What is GAAP?
Financial statements are the product of accumulating, analysing and reporting a huge volume of data about a business. If every accountant followed their own rules, no two sets of books would ever be comparable. GAAP solves that.
- Basic accounting principles and guidelines
- Accounting standards issued by the country's premier accounting body (in India, ICAI)
- Industry-specific practices for unusual scenarios
A principle is generally accepted when three things hold: it is useful, it is objective, and it is feasible to apply.
1. Separate Business Entity Concept
The business is treated as completely separate from its owner. All entries are recorded from the business's point of view, not the owner's.
If you invest ₹1 lakh of your savings into your firm, the books treat that as the business borrowing ₹1 lakh from you — shown as "Capital" on the liabilities side. If you withdraw ₹10,000 for personal use, that is "Drawings", reducing capital.
2. Money Measurement Concept
Only transactions that can be expressed in money are recorded. This rule has two consequences:
- Important non-financial facts like the health of your MD, the quality of your team, or your brand reputation are not recorded — even though they affect the business deeply.
- The system implicitly assumes the rupee has a stable value over time, which is not strictly true during inflation.
3. Dual Aspect Concept
Every transaction has two sides. If you sell ₹10,000 of goods for cash, two things happen at once: cash comes in (+₹10,000) and goods go out (-₹10,000 stock). Both sides must be recorded — this is what makes double-entry book-keeping work and what guarantees the accounting equation always balances.
4. Going Concern Concept
Unless there's evidence to the contrary, we assume the business will continue operating indefinitely. This matters because it justifies recording fixed assets at cost (and depreciating them over their useful life) rather than at their forced-sale value. If we expected the business to liquidate next month, we'd have to restate every asset and liability at its current realisable amount.
5. Accounting Period Concept
Even though a business is a going concern, its owners cannot wait forever for results. So we slice the indefinite life of the business into shorter periods — usually a year — and prepare financial statements for each. In India, the standard accounting period is April to March (the financial year used for tax purposes).
6. Historical Cost Concept
An asset is recorded at the price actually paid to acquire it — not its current market value.
If you bought a plant for ₹5 lakh and its market value today is ₹6 lakh, the books still show ₹5 lakh. Historical cost is objective and verifiable; market value would require subjective estimates every year.
This does not mean assets stay at their original cost forever. Each year a portion is charged as depreciation, gradually reducing the book value to reflect wear and tear.
7. Matching Concept
Revenue for a period must be matched with the corresponding expenses incurred to earn that revenue. If you bought stock worth ₹50,000 in March and sold it in April, the ₹50,000 cost is matched to April's revenue — not recorded as a March expense.
8. Accrual Concept
The most fundamental principle of accounting:
- Record revenue when it is earned, not when cash is received.
- Record expense when it is incurred, not when cash is paid.

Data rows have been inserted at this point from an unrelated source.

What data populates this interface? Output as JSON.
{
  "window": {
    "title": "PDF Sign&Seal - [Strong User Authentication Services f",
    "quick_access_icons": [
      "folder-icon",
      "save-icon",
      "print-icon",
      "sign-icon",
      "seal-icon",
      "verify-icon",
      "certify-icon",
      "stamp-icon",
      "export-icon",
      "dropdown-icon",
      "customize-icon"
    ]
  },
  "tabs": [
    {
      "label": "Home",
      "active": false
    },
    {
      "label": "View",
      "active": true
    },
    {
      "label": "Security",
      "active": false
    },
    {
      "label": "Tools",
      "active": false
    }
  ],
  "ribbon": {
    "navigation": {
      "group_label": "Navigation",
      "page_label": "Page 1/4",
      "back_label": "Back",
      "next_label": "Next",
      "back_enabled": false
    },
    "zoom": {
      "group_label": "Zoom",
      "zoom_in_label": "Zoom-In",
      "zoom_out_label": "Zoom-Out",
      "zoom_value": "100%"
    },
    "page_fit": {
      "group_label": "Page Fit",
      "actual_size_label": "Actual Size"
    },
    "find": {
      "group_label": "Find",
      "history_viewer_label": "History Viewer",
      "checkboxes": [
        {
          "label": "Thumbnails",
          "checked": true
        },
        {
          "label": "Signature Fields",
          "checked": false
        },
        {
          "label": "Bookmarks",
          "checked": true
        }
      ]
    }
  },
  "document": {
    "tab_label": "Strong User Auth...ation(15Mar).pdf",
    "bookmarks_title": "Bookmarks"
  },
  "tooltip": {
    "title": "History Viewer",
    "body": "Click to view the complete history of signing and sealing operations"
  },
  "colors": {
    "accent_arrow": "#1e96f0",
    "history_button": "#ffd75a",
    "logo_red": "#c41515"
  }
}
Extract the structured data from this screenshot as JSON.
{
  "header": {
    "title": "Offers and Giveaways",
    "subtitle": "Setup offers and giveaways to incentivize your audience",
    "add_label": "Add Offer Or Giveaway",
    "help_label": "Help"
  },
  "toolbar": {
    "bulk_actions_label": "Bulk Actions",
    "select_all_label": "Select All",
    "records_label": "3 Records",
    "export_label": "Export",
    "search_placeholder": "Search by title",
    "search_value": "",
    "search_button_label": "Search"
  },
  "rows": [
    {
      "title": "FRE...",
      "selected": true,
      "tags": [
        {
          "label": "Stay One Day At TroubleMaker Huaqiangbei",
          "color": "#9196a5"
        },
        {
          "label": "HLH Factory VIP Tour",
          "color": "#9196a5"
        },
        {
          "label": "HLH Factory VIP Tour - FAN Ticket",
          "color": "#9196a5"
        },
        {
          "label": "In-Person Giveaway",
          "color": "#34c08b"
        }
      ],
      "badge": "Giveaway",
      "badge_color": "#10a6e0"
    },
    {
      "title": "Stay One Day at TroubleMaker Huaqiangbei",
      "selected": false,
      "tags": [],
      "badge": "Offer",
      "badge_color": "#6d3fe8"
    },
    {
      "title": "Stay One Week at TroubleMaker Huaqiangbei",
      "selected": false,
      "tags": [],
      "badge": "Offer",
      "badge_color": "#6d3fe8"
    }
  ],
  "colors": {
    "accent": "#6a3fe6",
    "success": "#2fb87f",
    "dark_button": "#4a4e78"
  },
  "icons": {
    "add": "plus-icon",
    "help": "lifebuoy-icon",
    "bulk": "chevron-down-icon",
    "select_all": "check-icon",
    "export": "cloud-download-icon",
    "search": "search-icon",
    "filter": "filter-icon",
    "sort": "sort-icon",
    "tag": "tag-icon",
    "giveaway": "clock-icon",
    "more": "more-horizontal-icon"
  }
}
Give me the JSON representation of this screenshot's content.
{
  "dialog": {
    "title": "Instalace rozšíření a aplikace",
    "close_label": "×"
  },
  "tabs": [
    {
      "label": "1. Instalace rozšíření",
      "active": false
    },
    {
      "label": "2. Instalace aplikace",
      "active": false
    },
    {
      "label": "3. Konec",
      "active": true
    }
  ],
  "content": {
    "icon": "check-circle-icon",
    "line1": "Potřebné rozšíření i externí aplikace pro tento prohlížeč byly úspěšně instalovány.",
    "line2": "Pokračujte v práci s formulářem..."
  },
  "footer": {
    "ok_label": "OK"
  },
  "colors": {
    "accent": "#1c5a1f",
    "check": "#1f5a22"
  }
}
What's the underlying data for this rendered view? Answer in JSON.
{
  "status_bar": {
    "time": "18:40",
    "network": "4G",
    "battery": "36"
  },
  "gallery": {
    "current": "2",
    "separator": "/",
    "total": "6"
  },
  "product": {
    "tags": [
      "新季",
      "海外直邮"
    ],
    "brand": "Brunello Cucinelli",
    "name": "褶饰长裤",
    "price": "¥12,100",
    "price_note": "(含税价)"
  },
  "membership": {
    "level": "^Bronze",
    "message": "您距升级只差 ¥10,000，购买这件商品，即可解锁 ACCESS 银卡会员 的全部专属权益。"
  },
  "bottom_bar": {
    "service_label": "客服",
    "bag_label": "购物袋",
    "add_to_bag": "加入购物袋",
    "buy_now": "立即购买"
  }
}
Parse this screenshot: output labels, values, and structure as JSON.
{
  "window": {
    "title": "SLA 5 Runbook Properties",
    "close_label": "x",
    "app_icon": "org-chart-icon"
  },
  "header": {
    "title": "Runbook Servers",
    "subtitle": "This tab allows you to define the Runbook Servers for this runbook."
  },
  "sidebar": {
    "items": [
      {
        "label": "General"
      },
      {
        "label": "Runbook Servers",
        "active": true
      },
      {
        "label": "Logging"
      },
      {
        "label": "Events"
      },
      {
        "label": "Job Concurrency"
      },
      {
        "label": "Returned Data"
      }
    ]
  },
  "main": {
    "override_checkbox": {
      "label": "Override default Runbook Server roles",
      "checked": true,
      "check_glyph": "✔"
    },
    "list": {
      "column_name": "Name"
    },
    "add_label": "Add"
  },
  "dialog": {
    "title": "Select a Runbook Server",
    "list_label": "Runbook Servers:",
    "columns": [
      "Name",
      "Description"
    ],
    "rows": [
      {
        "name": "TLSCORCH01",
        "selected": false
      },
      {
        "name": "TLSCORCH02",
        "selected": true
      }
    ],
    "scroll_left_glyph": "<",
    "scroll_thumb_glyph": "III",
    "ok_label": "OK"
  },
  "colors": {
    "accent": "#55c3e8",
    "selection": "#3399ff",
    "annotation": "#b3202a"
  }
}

Example: an electricity bill arrives in March for January–March consumption. Under accrual, you book the expense in March because the service has already been used — regardless of when you actually pay.
iAccounting follows the accrual concept by default but supports cash-basis reporting too. Toggle the basis when generating any P&L or balance sheet to see your numbers either way.
Read: Cash vs Accrual →Accounting Conventions
If concepts are the rules of the game, conventions are the customs and best practices that have evolved on top of them.
| Concept | Convention |
|---|---|
| Formal rules followed when recording transactions | Customs and practices widely accepted in the profession |
Materiality Convention
Items of small significance don't need theoretically perfect treatment. A ₹100 calculator might technically last 10 years, but it's not worth depreciating ₹10 per year — just expense the whole ₹100 in year one. What is "material" depends on the size of the business.
Conservatism Convention
Anticipate all losses but don't record gains until they actually happen. Examples in practice:
- Value closing stock at the lower of cost or market price
- Create a provision for doubtful debts before they actually go bad
Consistency Convention
Once you choose an accounting method, stick with it. If you charge depreciation by the straight-line method this year, use the same next year — unless you have a sound reason to change. Without consistency, year-over-year comparisons are meaningless.
Disclosure Convention
Financial statements should fairly disclose all material information that helps users make rational decisions. Hiding inconvenient facts in footnotes (or omitting them entirely) violates this convention.